From 1845, Alphonse Pugens directed the 19th-century gymnasium, located at No. 25; this establishment gained notoriety throughout years. In 1872, Professor of the Faculty of Sciences Lafon lived at No. 8. Charles Roux-Meulier draw plans for the 1890 building at No. 108. The No. 99 was donated to the Lyon hospitals. Lawyer Joannes Ambre, who gave his name to a place in Lyon, had his office in this street.

During the Second World War, the street was the place of a shooting by Germans in which several dozen French were killed.
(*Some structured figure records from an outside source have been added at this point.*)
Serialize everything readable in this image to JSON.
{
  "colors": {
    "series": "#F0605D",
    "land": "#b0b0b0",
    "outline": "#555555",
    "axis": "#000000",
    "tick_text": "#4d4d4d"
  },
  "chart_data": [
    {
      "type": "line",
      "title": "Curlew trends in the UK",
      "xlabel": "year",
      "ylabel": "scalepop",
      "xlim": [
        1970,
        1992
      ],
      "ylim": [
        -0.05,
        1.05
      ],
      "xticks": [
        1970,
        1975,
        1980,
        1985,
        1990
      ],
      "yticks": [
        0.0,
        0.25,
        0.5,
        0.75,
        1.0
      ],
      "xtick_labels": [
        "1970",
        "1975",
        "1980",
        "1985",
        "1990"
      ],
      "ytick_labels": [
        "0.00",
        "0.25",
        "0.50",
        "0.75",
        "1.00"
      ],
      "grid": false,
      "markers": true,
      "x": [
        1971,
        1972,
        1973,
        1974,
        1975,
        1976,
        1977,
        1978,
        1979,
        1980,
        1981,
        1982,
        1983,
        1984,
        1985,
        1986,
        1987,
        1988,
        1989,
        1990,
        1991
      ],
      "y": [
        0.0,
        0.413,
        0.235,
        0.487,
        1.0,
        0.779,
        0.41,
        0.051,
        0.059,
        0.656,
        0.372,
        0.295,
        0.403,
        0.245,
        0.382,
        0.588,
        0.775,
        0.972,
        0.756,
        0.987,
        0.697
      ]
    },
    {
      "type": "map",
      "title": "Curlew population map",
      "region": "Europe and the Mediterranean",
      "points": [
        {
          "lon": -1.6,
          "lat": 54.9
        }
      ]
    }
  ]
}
==Architecture and monuments==
The street starts with a perfectly straight alignment of 19th-century facades of three to five-floor houses. After the Rue Garibaldi, the two to five-floor buildings are simple, then the alignment progressively ends notably with a sculpted facade of a hotel, two old houses and a very recent porch. After the Rue Ney, there are a few bourgeois houses, the small garden Square du Capitaine Billon, and the stone facade of the Lycée du Parc in front of 20th-century buildings.

Among the famous monuments and buildings in this street, there are the Buchet et Colcombet silk factory, the convent of Franciscan nuns, the school Jean Rostand, the clinical Lyon Tête d'Or, the Lycée du Parc, the gymnasium and swimming pool of the Tronchet sports complex. There are also many shops and an Armenian Catholic parish.